Since 1999, Memory Matters has received nearly $2.3 million from the Community Foundation of the Lowcountry through both its competitive grantmaking and donor-directed funds.
FACES OF THE FOUNDATION
Carolyn Torgersen,
Vice president of marketing and Communi Cations
What is your background and how did you become involved in the organization?
Originally from Ohio, I graduated with a degree in retail marketing and management from Miami University and began my career with a division of Federated Department Stores. I was transferred to Atlanta, and managed the division’s nine-state region grantmaking and social responsibility program as community affairs coordinator. After vacationing on Hilton Head Island since the 1980s, which everyone from Ohio seems to do, I made the leap to permanent resident in 1999 when I became the Hilton Head Island Foundation’s first director of communications. Since that time, the foundation expanded its service area and was renamed the Community Foundation of the Lowcountry and I was named VP for Marketing and Communications in 2007.
What drives you to do it?
In our office, the day to day is never the same. We can have a committee meeting one day filled with community volunteers discussing the design and promotion of our Public Art Exhibition, and the next day have a local nonprofit board learning strategic planning techniques. In the springtime, the office is filled with local high school students nervously awaiting their interviews with scholarship committees. Individual donors pop in and out, establishing funds to fulfill their own charitable vision. They all have stories to tell, and my passion is collecting those stories and getting them out into the broader community.
Denise Spencer,
Foundation President and Ceo
What is your background and how did you become involved in the organization?
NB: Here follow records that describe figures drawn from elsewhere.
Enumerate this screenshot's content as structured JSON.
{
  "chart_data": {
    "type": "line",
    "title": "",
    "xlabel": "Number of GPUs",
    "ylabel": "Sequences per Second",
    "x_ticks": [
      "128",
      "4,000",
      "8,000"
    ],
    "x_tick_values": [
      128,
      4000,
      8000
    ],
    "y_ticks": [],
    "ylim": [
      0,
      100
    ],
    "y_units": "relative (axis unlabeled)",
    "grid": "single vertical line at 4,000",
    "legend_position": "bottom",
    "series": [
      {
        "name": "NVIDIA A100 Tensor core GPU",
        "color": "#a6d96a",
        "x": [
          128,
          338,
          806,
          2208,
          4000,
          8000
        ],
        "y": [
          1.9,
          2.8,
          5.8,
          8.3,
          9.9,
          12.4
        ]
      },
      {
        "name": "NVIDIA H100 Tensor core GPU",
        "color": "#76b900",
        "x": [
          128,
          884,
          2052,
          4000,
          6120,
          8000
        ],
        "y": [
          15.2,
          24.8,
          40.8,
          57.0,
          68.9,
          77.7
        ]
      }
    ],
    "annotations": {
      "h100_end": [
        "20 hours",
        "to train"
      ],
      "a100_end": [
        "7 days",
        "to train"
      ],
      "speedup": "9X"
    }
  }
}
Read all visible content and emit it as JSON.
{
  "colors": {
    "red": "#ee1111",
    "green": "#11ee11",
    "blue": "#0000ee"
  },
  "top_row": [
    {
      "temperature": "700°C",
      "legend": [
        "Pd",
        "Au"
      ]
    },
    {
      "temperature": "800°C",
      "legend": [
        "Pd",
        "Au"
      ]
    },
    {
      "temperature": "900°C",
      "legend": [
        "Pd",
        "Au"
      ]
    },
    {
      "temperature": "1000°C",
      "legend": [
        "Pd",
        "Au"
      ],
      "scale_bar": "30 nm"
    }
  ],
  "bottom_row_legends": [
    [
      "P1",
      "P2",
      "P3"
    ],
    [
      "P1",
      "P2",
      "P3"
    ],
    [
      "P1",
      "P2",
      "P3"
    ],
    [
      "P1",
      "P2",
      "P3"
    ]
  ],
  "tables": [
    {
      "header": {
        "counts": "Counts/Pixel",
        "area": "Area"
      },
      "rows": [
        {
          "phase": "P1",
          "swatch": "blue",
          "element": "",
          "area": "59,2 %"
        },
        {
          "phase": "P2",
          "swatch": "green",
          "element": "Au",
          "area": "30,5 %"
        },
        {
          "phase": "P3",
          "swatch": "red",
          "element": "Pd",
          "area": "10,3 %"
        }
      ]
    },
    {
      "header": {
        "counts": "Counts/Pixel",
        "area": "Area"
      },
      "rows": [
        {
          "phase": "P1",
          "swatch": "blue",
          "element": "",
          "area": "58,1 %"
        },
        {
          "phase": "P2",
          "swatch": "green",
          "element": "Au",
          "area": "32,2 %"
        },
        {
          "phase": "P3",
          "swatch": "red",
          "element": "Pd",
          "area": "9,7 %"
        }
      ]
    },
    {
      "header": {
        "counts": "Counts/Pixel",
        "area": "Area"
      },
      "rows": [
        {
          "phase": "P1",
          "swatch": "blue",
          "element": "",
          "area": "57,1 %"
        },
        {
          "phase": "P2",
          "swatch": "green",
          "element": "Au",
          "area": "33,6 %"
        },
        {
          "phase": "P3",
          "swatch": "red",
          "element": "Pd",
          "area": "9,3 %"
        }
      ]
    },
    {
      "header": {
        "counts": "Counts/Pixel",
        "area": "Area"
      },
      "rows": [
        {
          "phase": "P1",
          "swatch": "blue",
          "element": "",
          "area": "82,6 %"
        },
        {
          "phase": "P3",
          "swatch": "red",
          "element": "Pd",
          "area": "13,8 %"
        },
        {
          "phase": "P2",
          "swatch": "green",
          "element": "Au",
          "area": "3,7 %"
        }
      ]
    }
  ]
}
The change of venue, from my native Midwest to the Southeast, was exciting to me. I had been the CEO of a community foundation in mid-Michigan for 12 ½ years. I was attracted to this location for several reasons: 1) there is no better place for a community foundation than in the middle of an area with significant needs as well as significant cultural, intellectual and financial resources, 2) this appeared to be an organization that lived by both a set of core values and an active strategy, and 3) I believed that I had the skill set to continue the forward momentum of this organization. In spite of my inability to play golf, I was fortunate to have been selected to be the President and CEO in 2006. So I have now been at the helm of a community foundation in one place or another for 19 years. Prior to that I worked for 20 years for my alma mater, Central Michigan University.
What drives you to do it?
I believe in the beauty of the art form that is a community foundation. It is born out of its larger community; it has local leadership, local donors, and a local understanding of the needs of the area and how to address them. And in keeping with the “community” and “local” aspect of this work, there is virtually nothing that we do that is not a collaboration. We do our work in partnership with organizations that are on the ground providing direct services. We do our work in partnership with donors who have both a vision for what they want to accomplish, and trust in our framework and knowledge about how to make it happen. We utilize all of the skills of a capable staff, an influential board, and caring volunteers. For me, being the catalyst for the community to come together to improve community is incredible in all the many ways it happens.